Linear Image Generation by Synthesizing Exposure Brackets
Abstract
The life of a photo begins with photons striking the sensor, whose signals are passed through a sophisticated image signal processing (ISP) pipeline to produce a display-referred image. However, such images are no longer faithful to the incident light, being compressed in dynamic range and stylized by subjective preferences. In contrast, RAW images record direct sensor signals before non-linear tone mapping. After camera response curve correction and demosaicing, they can be converted into linear images, which are scene-referred representations that directly reflect true irradiance and are invariant to sensor-specific factors. Since image sensors have better dynamic range and bit depth, linear images contain richer information than display-referred ones, leaving users more room for editing during post-processing. Despite this advantage, current generative models mainly synthesize display-referred images, which inherently limits downstream editing.
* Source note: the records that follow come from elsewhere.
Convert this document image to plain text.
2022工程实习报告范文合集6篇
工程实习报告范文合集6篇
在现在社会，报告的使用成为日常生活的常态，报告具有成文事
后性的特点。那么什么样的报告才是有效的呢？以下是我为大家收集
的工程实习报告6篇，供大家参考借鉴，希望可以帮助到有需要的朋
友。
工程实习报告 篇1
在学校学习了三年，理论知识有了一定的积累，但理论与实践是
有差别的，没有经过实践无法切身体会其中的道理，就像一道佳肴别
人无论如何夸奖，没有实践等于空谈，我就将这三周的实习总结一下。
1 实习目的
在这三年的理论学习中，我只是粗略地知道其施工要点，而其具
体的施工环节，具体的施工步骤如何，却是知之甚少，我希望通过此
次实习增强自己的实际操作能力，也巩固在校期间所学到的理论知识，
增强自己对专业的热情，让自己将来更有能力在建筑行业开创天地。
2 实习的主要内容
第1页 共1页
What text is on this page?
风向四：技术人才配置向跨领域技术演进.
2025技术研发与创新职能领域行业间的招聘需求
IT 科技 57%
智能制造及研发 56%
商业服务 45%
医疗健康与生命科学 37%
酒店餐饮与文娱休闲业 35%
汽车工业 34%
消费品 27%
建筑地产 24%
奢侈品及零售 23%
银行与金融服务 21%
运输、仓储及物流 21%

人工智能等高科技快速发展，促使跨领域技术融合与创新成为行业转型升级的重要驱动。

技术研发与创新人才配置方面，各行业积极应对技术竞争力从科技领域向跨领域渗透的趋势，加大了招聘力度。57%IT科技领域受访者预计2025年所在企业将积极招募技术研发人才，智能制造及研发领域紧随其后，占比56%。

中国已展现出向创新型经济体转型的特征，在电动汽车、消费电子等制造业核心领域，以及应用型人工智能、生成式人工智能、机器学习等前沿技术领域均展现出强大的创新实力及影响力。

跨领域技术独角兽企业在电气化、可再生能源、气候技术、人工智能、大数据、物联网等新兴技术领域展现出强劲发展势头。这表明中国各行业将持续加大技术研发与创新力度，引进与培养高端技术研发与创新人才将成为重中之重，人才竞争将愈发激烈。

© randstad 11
Generating linear images, however, is quite challenging. Pre-trained VAEs in latent diffusion models struggle to reconstruct linear images due to their higher dynamic range and bit depth, where extreme highlights and shadows cannot be simultaneously preserved. To this end, we represent a linear image as a sequence of exposure brackets—linear sub-images, each capturing a specific portion of the overall dynamic range. Based on this representation, we propose a new DiT-based flow-matching architecture to generate exposure brackets, which can be post-processed to produce a high-quality linear image. We further demonstrate that our approach enables downstream applications such as linear image editing and conditional linear image generation through ControlNet guidance.